Entonces enviamos al dragón.
-¿Al dragón?
-Sí, otro punto
para el bestiario paisano. Una criatura bellísima, atenta a los cánones,
enorme, lustrosa, impía, hambrienta de pastorcitos, vírgenes y paladines, un dragón como Lucifer manda. Llegó por los
vericuetos soterranos, y se instaló en una cueva al pie de la laguna de Béjar,
al acecho, un noviembre de los que el grajo vuela bajo. Por san Gregorio, quién
sabe si para cincelar una rosca florida en las ya cerradas aguas, apareció al
alba el avicornio, tan galano como siempre, cosiendo en los cielos sus cenefas
invisibles, raudo y zigzagueante contra la laguna como un buscapiés vertical. La
cueva, un cañón, y nuestro agente, una bala, salió entonces disparado el
dragón, a la caza. No tuvo dificultad alguna en freír la presa al vuelo, tan
afanado que estaba el avicornio en sus acrobacias, y engullirle acto seguido. Bocatto di cardinale. Eructó nuestro
héroe, con llama, y salió de sus fauces un ala chumascada. Aquí llegó el
desenlace, y malditas pascuas. Vas servido, triste mortal.
-¿Y el dragón?
¿Qué pasó?
-Esta ya es otra
historia, en verdad vomitiva. Nuestro misionero pasó un par de siglos a gusto,
zampándose todo lo que se meneaba y cumpliendo honradamente con su oficio,
hasta que la burocracia celestial se puso en funcionamiento. Un culebrón
execrable con intercesión de la
Virgen, arcángel espadachín (cuyo nombre no consta, pero te
diré que se trata de san Miguel) y mucho fasto y andamiaje peripatético. Por
originales apuntes de bululú, descubrió la historieta un leído vuestro, Gonzalo
Santonja. Del dragón quedó recuerdo en el Corpus bejarano, con semblanza en la tarasca
que antaño sacaba un concejal delegado, a la cabeza de la procesión. Y c´est fini, mierdógrafo. Ya sabes,
siempre a tu disposición.
El perro
innombrable volvió con un jabato muerto entre sus fauces.
Gabriel Cusac
2 comentarios:
En su día escuché por la radio local el lanzamiento de guante a los escritores bejaranos para que escribieran sobre este orillado personaje fantástio. Conociendo, ahora creo que los convocantes pensaban mayormente en excitarte a ti, y vaya si lo consiguieron.

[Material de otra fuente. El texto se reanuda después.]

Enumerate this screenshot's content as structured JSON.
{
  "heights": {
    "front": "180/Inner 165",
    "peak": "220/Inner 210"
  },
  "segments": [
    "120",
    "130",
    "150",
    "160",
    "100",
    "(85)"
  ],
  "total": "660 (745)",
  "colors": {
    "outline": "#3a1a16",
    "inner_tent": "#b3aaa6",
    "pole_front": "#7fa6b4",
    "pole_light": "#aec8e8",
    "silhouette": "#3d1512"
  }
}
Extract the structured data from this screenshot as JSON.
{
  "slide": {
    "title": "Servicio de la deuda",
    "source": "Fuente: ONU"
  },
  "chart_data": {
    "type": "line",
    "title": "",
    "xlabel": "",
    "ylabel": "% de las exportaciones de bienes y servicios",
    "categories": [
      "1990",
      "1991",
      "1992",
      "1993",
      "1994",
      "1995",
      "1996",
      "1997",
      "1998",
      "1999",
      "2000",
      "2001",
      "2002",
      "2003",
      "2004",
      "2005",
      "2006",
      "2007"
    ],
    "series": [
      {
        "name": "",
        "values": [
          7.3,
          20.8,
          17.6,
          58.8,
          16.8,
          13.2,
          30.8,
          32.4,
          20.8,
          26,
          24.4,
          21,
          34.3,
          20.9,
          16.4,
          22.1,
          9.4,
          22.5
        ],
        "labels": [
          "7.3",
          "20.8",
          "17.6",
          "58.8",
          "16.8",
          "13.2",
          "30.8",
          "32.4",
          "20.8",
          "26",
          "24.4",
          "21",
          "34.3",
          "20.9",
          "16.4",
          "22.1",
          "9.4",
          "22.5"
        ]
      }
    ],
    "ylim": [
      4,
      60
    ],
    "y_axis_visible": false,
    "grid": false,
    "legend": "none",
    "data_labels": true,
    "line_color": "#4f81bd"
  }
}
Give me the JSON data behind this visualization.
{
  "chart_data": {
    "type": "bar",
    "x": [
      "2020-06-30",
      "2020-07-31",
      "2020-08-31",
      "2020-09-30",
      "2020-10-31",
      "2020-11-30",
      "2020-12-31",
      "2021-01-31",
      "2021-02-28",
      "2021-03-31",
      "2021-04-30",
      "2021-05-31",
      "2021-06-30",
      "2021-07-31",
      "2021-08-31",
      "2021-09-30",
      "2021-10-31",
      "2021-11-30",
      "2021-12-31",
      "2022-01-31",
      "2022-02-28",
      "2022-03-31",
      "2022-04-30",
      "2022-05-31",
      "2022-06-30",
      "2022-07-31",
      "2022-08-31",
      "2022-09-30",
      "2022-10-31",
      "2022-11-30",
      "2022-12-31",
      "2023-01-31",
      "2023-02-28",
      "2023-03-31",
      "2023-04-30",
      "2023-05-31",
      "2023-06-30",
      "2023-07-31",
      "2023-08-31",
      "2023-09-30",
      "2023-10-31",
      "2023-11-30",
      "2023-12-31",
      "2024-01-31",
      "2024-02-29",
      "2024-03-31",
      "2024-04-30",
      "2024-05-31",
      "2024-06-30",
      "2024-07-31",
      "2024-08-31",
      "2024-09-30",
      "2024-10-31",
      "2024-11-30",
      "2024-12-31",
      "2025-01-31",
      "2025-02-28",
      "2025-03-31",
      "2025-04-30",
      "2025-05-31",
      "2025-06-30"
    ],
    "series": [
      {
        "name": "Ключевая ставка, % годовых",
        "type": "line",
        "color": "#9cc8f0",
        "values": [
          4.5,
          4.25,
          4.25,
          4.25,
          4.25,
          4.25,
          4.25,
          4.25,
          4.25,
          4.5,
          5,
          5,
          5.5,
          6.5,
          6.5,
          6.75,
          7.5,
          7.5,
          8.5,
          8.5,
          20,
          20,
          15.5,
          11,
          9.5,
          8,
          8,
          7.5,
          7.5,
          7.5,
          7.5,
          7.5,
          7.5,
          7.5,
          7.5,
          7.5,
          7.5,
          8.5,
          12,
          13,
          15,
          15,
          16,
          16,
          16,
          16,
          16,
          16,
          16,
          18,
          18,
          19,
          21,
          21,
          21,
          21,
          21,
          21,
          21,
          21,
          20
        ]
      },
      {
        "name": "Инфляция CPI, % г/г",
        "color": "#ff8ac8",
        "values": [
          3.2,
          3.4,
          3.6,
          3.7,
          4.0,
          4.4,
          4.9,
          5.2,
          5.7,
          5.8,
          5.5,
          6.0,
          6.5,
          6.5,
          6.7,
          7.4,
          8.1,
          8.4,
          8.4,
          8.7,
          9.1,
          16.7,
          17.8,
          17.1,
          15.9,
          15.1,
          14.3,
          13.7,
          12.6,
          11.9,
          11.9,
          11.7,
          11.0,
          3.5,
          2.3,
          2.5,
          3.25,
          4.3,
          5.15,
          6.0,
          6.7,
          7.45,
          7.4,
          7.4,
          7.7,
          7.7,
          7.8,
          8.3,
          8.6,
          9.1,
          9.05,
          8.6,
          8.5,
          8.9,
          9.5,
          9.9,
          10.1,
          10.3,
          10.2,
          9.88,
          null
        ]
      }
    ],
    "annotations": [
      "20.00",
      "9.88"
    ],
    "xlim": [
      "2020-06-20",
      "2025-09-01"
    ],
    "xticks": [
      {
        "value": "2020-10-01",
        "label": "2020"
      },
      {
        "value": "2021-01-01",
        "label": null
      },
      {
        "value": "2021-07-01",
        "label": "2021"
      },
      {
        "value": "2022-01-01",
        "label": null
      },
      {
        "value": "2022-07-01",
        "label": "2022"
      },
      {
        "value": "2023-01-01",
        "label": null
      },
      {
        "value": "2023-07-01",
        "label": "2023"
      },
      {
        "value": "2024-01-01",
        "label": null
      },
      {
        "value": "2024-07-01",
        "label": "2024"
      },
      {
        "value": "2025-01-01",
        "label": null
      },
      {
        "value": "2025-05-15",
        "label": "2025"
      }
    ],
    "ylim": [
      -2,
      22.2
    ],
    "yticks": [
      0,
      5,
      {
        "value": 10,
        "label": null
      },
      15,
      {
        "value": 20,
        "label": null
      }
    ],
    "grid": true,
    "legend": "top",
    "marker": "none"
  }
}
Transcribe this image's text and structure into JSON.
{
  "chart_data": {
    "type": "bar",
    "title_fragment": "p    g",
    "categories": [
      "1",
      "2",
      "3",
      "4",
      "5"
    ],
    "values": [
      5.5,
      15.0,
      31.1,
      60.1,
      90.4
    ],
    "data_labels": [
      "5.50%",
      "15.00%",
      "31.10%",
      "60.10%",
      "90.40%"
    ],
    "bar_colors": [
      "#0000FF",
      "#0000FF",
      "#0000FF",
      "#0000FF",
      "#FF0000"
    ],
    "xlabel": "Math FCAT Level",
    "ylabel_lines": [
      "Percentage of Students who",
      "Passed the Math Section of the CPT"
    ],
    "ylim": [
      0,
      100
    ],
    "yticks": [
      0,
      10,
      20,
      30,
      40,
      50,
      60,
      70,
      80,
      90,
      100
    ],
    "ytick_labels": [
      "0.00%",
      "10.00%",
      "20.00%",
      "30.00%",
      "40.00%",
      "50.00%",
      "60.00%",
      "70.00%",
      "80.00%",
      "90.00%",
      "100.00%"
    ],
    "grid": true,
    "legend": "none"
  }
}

Sucedió lo mismo en el siglo XIX cuando un editor de música austriaco, Antón Diabelli, propuso a una serie de compositores una variación sobre un vals de su composición. Todos participaron a su tiempo, pero el bestia de Beetoven, aunque las presentó fuera de plazo, hizo 32. Las Variaciones Diabelli.
No te escucho bien, desde el altar...ja ja.